3.which all diciplines allow direct fellowship without residency.?(so that i will try to opt one of those dicipline in my postgrad)
4.what is the procedure to work as licence medical practioner after fellowship?
5.what is the best possible option for me in current situation if i want to settle in usa as a surgeon/orthopaedician or intervention cardiologist?


I suggest starting a new thread to ask your own questions.
 
I can relate to the OP's sentiment. My perspective changed a lot once I decided to get enough sleep. Exhaustion makes everything seem painful, miserable, and hopeless. Get some rest and decide a few weeks/months later what you want to do with life. There will probably be a fellowship available outside the match somewhere. The CRS surgeons at academic and private practice seemed to not take ED call.
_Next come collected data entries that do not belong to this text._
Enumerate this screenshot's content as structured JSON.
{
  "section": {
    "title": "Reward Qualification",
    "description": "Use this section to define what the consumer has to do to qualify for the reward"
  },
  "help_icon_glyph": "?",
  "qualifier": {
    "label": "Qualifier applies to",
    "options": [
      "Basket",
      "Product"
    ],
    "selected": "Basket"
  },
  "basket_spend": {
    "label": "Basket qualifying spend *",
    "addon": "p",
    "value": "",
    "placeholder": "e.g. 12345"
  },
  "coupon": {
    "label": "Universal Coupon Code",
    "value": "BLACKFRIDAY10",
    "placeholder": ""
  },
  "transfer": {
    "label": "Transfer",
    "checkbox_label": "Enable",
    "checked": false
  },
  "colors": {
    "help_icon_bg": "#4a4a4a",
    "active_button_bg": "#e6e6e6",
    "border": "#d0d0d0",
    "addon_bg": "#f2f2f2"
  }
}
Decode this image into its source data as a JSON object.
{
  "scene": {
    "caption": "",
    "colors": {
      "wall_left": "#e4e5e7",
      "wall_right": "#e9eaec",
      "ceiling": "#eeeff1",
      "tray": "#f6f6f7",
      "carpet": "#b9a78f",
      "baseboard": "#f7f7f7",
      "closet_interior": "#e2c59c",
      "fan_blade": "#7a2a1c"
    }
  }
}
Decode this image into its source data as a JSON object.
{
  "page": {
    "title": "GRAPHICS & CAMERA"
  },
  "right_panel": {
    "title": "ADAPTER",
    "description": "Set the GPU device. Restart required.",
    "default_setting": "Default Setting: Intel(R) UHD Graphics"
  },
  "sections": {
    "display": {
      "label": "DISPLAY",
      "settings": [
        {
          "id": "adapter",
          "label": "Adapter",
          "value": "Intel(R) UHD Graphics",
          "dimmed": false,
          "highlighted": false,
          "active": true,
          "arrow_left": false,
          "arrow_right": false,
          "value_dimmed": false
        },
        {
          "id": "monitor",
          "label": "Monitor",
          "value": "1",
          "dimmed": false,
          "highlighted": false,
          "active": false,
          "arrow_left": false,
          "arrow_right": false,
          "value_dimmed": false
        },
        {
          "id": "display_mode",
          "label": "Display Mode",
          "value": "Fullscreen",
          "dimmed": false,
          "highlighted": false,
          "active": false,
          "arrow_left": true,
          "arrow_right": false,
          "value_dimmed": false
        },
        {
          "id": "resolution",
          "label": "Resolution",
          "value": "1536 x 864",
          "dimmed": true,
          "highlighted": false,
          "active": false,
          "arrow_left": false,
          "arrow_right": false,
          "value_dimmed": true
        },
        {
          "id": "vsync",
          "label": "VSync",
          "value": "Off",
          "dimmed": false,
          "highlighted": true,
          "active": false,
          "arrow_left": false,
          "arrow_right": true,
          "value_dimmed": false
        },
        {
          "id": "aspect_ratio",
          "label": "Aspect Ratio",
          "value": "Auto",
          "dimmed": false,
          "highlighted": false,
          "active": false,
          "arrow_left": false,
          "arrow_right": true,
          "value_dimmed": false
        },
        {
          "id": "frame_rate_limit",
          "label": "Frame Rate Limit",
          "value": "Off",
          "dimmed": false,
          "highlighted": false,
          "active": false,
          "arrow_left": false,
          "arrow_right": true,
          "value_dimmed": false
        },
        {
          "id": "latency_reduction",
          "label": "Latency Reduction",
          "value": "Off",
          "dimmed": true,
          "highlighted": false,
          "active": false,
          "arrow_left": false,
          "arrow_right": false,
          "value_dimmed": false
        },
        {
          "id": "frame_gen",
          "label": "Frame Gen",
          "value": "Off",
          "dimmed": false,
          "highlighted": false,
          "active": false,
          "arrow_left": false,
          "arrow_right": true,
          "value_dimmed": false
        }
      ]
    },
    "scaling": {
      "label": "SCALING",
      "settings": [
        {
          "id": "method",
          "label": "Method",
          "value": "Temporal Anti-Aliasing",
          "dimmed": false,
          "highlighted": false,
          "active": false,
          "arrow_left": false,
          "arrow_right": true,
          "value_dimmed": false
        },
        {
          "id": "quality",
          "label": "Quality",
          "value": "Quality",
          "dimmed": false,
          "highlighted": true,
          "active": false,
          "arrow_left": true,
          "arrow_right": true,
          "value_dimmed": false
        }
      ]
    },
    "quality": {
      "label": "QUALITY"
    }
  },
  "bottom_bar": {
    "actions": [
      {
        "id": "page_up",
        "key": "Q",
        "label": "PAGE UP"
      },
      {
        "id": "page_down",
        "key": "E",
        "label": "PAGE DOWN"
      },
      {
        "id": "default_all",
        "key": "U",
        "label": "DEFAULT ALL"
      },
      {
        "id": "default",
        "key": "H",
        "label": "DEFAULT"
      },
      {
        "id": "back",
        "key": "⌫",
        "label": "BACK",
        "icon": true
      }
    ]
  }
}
General surgeons of course worked harder because of the ED consults but seemed to have decent hours when not on call.
 
I know of one older surgeon who does minor cases mostly and gets paid by the hospital to be the medical director of their busy RN-run wound care service. The point is there are options, and almost all of them don't involve you working the schedule of a chief resident. More time off, more vacation, less call, and way more money are on the horizon.
This. My senior residents going out into practice have found tons of jobs like this. Wound clinics are a big industry, and a number of job offers say things like "no call, no weekends." Chronic wounds aren't going anywhere.